“Bigger Systemic Risk” Now Than 2008 – Bank of England
The comments above & below is an edited and abridged synopsis of an article by Mark O’Byrne
The Bank of England and its regulatory arm, the Prudential Regulation Authority (PRA) say that many banks show signs of making the same mistakes that led to the 2008 financial crisis, the outcomes of which are predicted to be worse than nine years ago.
Increased risks have been noted at different ends of the financial system, from the European corporate bond markets right through to retail lenders. The Bank of England concludes that the corporate bond market could create more instability during the next financial shock than it did in the crisis of 2008.
The PRA’s chief executive Sam Woods told lenders they were on thin ice with innovations designed to reduce capital requirements and buoy earnings. He said that while these tools might meet regulations, they must not be designed to circumvent banking rules.
Institutions circumventing regulations and non-bank corporate lenders creating more risk leads to speculation over whether the financial system can look after the needs of borrowers and savers. It also raises concerns about how safe the banks are for depositors and savers.
These warnings remind us that there is little in the financial system that is not exposed to the highly speculative and risky lending practices of those charged with looking after our savings and investments.
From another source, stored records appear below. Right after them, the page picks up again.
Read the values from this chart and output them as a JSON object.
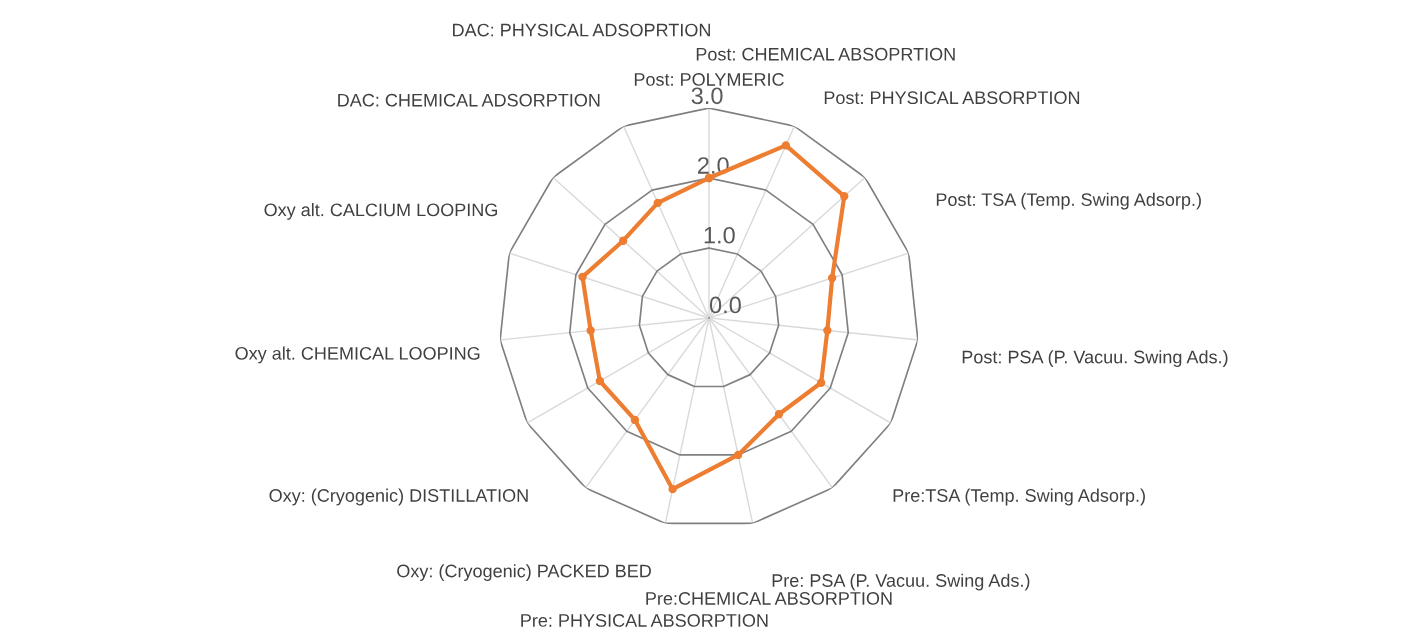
{
  "chart_data": {
    "type": "radar",
    "categories": [
      "Post: POLYMERIC",
      "Post: CHEMICAL ABSOPRTION",
      "Post: PHYSICAL ABSORPTION",
      "Post: TSA (Temp. Swing Adsorp.)",
      "Post: PSA (P. Vacuu. Swing Ads.)",
      "Pre:TSA (Temp. Swing Adsorp.)",
      "Pre: PSA (P. Vacuu. Swing Ads.)",
      "Pre:CHEMICAL ABSORPTION",
      "Pre: PHYSICAL ABSORPTION",
      "Oxy: (Cryogenic) PACKED BED",
      "Oxy: (Cryogenic) DISTILLATION",
      "Oxy alt. CHEMICAL LOOPING",
      "Oxy alt. CALCIUM LOOPING",
      "DAC: CHEMICAL ADSORPTION",
      "DAC: PHYSICAL ADSOPRTION"
    ],
    "series": [
      {
        "color": "#ed7d31",
        "values": [
          2.0,
          2.7,
          2.6,
          1.85,
          1.7,
          1.85,
          1.7,
          2.0,
          2.5,
          1.8,
          1.8,
          1.7,
          1.9,
          1.65,
          1.8
        ]
      }
    ],
    "ylim": [
      0,
      3
    ],
    "yticks": [
      {
        "value": 0,
        "label": "0.0"
      },
      {
        "value": 1,
        "label": "1.0"
      },
      {
        "value": 2,
        "label": "2.0"
      },
      {
        "value": 3,
        "label": "3.0"
      }
    ],
    "grid": true,
    "marker": "circle",
    "line_style": "solid"
  }
}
Even if some banks listen to regulators’ warnings, the level of debt in the UK’s financial system—and most western countries—is completely unsustainable.
Your personal finances and savings held in deposit accounts are at risk; when authorities move to bail out the next bank that enjoyed the punch too much, your savings may be confiscated in bank deposit bail-ins.
“Why do we like physical gold and silver?” says O’Byrne. “Because when you buy it in the right way, you own it outright.”